Donald L. Barlett, an award-winning investigative journalist whose partnership with a fellow reporter, James B. Steele, at The Philadelphia Inquirer exposed numerous cases of corruption by public officials and in one instance laid bare how a growing wage gap and federal tax law were shrinking the nation’s middle classlucky horse, died on Saturday at his home in Philadelphia. He was 88.
His death, from a series of illnesses, was confirmed by his son, Matthew, on Wednesday.
Over four decades, Mr. Barlett and Mr. Steele’s investigative prowess, rooted in deep, systematic research and complex analysis of issues and institutions that profoundly affected Americans, resulted in two Pulitzer Prizes for national reporting (they were finalists for the award six times), six George Polk Awards and various other honors.
They delved into the genesis of the oil crisis in the early 1970s, inequities in the operations of the Internal Revenue Service and dysfunction in the troubled U.S. health care system. Their exposés, which could take months or years to produce, were made possible by the full support of The Inquirer, which gave them the time and resources they needed.

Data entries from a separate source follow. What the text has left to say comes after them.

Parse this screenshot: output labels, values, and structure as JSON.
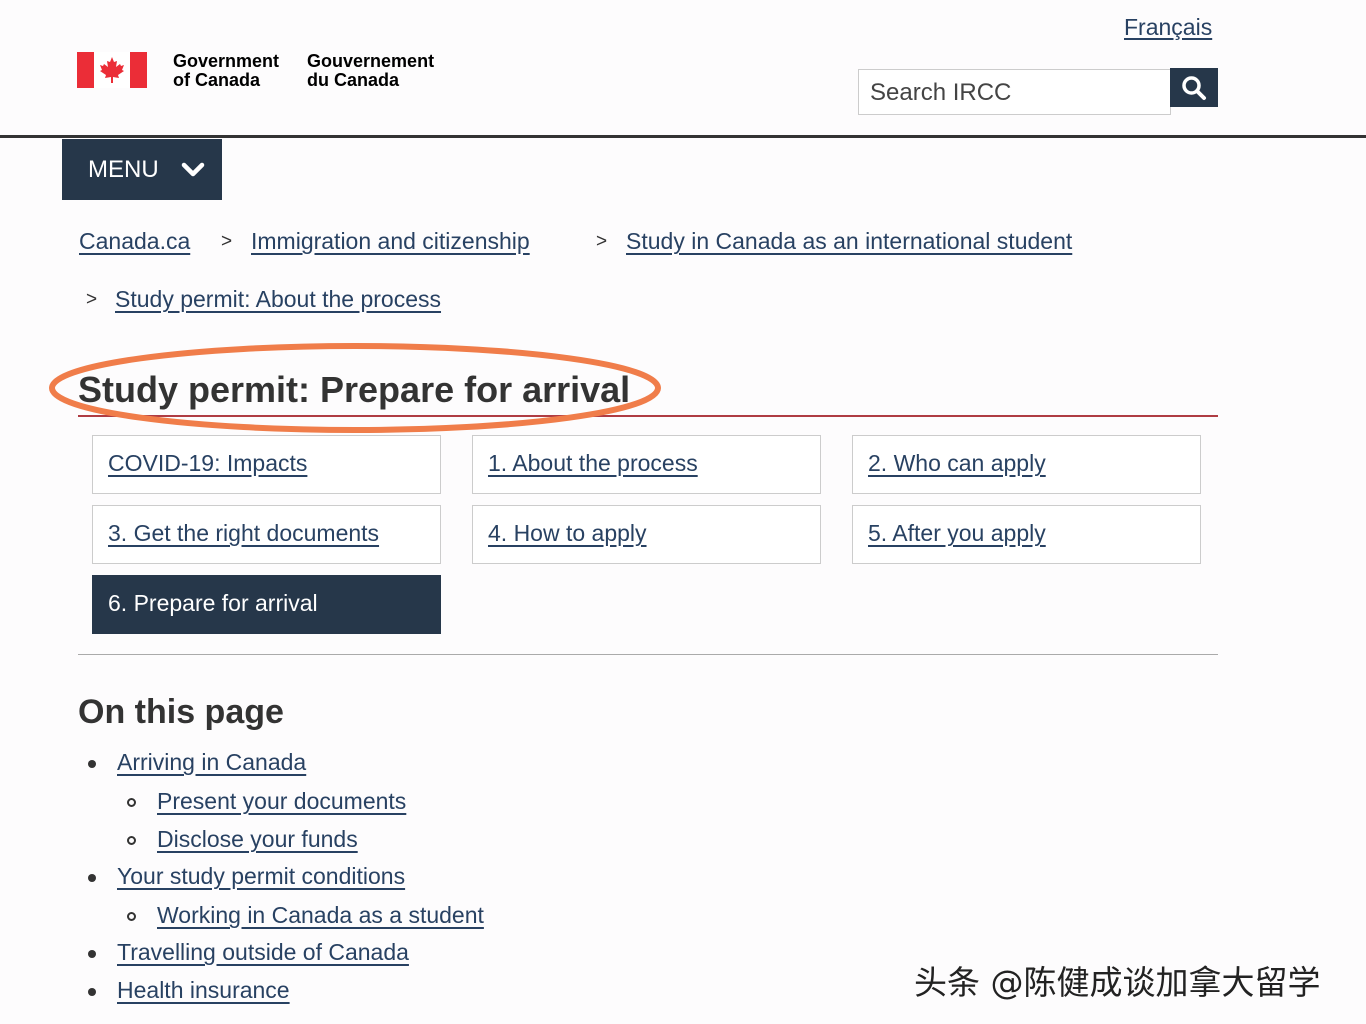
{
  "header": {
    "language_toggle": "Français",
    "wordmark_en": [
      "Government",
      "of Canada"
    ],
    "wordmark_fr": [
      "Gouvernement",
      "du Canada"
    ],
    "search_placeholder": "Search IRCC",
    "search_icon": "magnifier-icon",
    "flag_icon": "canada-flag-icon"
  },
  "menu": {
    "label": "MENU",
    "icon": "chevron-down-icon"
  },
  "breadcrumbs": [
    "Canada.ca",
    "Immigration and citizenship",
    "Study in Canada as an international student",
    "Study permit: About the process"
  ],
  "breadcrumb_separator": ">",
  "page_title": "Study permit: Prepare for arrival",
  "steps": [
    {
      "label": "COVID-19: Impacts",
      "active": false
    },
    {
      "label": "1. About the process",
      "active": false
    },
    {
      "label": "2. Who can apply",
      "active": false
    },
    {
      "label": "3. Get the right documents",
      "active": false
    },
    {
      "label": "4. How to apply",
      "active": false
    },
    {
      "label": "5. After you apply",
      "active": false
    },
    {
      "label": "6. Prepare for arrival",
      "active": true
    }
  ],
  "on_this_page": {
    "heading": "On this page",
    "items": [
      {
        "label": "Arriving in Canada",
        "level": 1
      },
      {
        "label": "Present your documents",
        "level": 2
      },
      {
        "label": "Disclose your funds",
        "level": 2
      },
      {
        "label": "Your study permit conditions",
        "level": 1
      },
      {
        "label": "Working in Canada as a student",
        "level": 2
      },
      {
        "label": "Travelling outside of Canada",
        "level": 1
      },
      {
        "label": "Health insurance",
        "level": 1
      }
    ]
  },
  "watermark": "头条 @陈健成谈加拿大留学",
  "colors": {
    "navy": "#26374a",
    "link": "#284162",
    "flag_red": "#eb2d37",
    "title_rule": "#af3c43",
    "annotation": "#f07d4a"
  }
}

Mr. Barlett and Mr. Steele’s multipart series on the middle class, published in 1991, attributed its shrinking to a widening gulf in income between the top and bottom wage earners and to changes in federal tax law that favored the wealthy. It won several awards and was expanded into a book, “America: What Went Wrong?” (1992), which sat atop The New York Times’s best-seller list for weeks.
ImageMr. Barlett and Mr. Steele expanded a series of articles on the shrinking middle class into a best-selling 1992 book. Credit...Andrews & McMeelWhen he ran for president in 1992, Bill Clinton waved a copy of the book at his rallies and told audiences that it had changed his thinking about the crisis of the middle class.